Of course, most pawnshops aren't nearly as cool as the ones on the TV and in the movies. They tend to be clean, shiny, low-rent affairs, with fluorescent lighting, high ceilings, and industrial carpet. There are usually a couple of glass cases with pieces of jewelry and the occasional firearm. They're good spots for picking up used tools and DVDs, the kinds of places where you can sometimes find a great deal on some mildly threadbare merchandise.

For a brief period in the late 1980's, my father used some DC-area pawnshops to raise a little quick dough, and I got a quick lesson in the economics of the pawn industry.
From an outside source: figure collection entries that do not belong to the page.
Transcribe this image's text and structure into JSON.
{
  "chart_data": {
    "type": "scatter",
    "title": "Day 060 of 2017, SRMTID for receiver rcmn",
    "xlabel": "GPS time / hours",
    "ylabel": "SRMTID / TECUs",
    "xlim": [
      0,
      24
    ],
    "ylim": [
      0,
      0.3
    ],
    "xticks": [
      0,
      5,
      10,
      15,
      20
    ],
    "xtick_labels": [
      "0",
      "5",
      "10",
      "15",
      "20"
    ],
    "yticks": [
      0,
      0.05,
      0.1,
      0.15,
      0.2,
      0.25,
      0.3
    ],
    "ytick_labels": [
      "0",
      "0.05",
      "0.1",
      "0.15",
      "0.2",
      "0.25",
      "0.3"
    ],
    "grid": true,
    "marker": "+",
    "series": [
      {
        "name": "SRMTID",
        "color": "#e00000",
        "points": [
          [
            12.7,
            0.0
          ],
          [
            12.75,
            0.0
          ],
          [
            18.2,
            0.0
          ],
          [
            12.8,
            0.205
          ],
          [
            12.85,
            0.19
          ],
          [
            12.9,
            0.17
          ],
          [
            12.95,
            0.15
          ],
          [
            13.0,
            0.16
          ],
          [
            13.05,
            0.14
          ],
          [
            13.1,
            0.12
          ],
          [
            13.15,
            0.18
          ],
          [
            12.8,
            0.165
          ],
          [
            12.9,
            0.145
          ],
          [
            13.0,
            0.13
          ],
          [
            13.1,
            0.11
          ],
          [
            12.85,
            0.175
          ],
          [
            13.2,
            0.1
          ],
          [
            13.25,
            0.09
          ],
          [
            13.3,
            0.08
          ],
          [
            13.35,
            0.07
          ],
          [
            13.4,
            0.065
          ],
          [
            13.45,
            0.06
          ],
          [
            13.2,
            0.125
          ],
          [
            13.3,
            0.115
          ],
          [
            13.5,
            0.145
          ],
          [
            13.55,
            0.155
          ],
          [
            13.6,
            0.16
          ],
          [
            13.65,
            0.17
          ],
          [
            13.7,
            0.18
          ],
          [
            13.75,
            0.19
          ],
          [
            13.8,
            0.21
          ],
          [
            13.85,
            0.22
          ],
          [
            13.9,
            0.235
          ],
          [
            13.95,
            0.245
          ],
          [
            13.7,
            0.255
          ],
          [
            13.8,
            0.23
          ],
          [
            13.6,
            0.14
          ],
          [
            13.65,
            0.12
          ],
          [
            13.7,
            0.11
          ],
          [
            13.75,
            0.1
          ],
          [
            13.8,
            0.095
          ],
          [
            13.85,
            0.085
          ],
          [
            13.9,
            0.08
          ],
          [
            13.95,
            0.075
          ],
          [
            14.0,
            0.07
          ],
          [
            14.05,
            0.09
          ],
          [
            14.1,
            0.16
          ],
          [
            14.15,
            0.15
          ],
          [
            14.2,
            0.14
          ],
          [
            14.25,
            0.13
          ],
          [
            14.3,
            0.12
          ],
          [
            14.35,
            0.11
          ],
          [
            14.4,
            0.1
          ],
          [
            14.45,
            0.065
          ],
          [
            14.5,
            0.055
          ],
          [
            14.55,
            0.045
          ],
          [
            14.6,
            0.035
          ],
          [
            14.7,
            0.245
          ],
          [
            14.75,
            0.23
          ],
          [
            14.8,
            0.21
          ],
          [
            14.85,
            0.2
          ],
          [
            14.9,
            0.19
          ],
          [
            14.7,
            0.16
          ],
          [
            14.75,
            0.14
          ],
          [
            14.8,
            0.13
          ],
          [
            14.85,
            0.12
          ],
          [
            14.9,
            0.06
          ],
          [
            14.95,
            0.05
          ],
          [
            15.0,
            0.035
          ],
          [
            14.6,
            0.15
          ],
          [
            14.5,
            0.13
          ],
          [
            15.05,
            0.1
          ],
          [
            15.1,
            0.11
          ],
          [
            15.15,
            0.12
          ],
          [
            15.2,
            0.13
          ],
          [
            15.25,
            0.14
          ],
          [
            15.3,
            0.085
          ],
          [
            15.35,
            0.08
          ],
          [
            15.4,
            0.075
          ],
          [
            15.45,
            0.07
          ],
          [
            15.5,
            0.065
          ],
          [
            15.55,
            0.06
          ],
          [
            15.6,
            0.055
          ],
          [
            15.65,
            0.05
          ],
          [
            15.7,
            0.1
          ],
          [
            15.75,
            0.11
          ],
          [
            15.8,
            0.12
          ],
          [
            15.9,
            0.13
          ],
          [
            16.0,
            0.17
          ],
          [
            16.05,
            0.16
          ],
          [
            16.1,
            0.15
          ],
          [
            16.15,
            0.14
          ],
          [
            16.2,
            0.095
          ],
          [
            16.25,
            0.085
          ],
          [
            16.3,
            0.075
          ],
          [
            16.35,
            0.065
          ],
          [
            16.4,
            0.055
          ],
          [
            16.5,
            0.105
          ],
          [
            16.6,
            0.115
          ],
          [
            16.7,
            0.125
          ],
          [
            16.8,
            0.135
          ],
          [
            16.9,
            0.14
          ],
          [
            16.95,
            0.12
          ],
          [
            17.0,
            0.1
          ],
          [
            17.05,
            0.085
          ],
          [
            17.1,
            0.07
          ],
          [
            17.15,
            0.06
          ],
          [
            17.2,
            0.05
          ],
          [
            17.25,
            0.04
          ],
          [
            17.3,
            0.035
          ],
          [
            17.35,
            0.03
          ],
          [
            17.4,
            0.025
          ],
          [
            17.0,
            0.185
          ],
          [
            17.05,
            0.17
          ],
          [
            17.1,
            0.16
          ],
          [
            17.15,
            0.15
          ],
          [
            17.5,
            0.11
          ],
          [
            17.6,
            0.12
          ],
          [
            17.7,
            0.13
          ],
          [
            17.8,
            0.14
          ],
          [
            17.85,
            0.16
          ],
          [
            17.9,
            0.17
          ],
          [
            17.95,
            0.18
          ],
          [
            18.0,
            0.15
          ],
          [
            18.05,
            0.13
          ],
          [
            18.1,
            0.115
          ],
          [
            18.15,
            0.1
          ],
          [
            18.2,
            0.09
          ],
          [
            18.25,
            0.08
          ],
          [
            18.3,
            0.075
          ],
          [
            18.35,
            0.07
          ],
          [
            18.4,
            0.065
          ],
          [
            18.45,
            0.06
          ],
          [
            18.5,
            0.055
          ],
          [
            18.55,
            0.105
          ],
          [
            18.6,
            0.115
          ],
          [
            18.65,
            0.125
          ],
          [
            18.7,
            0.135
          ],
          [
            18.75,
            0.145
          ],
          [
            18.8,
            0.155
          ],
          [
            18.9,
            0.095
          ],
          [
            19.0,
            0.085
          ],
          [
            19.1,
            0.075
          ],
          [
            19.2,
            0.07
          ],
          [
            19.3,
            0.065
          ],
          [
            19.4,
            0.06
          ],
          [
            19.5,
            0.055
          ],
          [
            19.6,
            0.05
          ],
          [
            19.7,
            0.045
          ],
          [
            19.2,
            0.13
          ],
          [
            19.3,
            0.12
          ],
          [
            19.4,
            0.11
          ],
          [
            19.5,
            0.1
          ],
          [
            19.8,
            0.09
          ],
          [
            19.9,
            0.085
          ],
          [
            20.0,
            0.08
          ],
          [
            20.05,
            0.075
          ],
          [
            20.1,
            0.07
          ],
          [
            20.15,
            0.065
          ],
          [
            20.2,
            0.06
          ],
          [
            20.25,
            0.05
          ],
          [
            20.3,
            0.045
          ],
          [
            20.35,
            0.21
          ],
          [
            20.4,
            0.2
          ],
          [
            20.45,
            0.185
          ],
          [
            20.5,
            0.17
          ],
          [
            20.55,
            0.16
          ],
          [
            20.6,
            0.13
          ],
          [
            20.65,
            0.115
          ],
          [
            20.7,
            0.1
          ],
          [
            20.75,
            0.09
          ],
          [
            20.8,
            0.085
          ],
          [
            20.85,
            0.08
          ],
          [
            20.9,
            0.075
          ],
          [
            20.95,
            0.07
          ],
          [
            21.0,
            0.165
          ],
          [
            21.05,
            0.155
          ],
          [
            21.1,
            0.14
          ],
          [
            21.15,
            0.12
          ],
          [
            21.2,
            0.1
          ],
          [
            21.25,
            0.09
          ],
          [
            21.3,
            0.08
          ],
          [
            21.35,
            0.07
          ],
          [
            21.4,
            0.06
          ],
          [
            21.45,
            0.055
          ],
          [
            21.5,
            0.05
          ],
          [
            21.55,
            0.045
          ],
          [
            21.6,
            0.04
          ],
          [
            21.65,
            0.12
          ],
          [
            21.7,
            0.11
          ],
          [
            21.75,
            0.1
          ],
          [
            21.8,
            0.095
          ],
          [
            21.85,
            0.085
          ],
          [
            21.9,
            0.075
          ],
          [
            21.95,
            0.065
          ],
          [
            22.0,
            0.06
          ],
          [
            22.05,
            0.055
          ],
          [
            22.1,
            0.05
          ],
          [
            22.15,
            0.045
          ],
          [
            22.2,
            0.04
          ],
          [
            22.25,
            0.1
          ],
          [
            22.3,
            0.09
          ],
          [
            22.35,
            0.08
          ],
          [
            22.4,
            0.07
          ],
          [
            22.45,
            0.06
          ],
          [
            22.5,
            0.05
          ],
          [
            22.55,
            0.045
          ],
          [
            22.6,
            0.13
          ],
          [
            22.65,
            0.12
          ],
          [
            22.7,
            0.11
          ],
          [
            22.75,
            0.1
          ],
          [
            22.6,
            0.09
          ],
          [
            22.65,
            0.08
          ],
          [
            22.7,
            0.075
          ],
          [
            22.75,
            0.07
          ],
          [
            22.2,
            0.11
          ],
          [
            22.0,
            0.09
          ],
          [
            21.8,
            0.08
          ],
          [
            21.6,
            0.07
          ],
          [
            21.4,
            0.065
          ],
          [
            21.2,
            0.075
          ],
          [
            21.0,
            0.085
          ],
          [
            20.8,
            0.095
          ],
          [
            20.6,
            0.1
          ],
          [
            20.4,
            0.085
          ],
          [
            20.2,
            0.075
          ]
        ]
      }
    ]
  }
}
Basically, pawnshops work like this: you bring in your items, which you offer up as collateral on a loan; in most cases, the loan will be about ten percent of the actual value of your item. If you agree to the loan, the pawnshop gives you a loan ticket.

At this point, you have three choices. One option is to buy your item back. To do this, you go to the pawnshop sometime in the course of the next month and pay back the loan with interest, which is usually somewhere around 20%. Your second option is to come back a month later and pay the interest on the loan, in which case you continue the loan for another month. Your final option is to let the loan expire, in which you keep the money and the pawnshop keeps the goods.

The positive aspect of the pawnshop lies in the loan. Unlike a payday loan or other short-term loan, you have already given up possession of the collateral, which means that, should you default on the loan, you will have nothing more to pay. You will not have to worry about interest on the loan compounding, driving you deeper into debt.

Another positive aspect of pawnshops is the impermanence of the transaction. Unlike a clear sale, a pawnshop loan allows you to regain possession of your item. Therefore, if your fortunes turn around, you will be able to get your stuff back. With Craigslist and eBay, once your stuff's gone, it's gone.

Finally, pawnshops are very convenient. While Craigslist and eBay will net you far more money for your possessions, getting the cash can take days, weeks, or even months. With a pawnshop, getting paid takes about as long as it takes you to cart your stuff down to the store. You don't have to worry about keywords, pictures, listing your item properly, fraudulent bidders, or any of the other headaches that accompany internet sales. You simply drop off your property, whine a little bit about how the pawnbroker is screwing you, grab your dough, and leave.

The downside is pretty obvious. If your precious possessions stay with the pawnbroker for over a month, he puts them on sale to recoup the cost of your loan. Chances are that he will be able to sell your stuff for a lot more than he gave you, which means that, once your month is up, you probably won't be able to buy your stuff back.

So should you use a pawnshop? Absolutely--if you're a buyer. As I mentioned earlier, they are great places to find deals, and can be a lot of fun to wander around. On the other hand, you should view them as an absolutely last resort for selling your stuff. While they will enable you to get your hands on a little bit of money very quickly, they will end up giving you a bare minimum for your goods. If it comes to a choice between selling blood, going to a pawnshop, or ending up on the street, sell your blood, then go to the pawnshop!

Bruce Watson is a freelance writer, blogger, and all-around cheapskate. When it comes right down to it, pawnshops make him a little sad.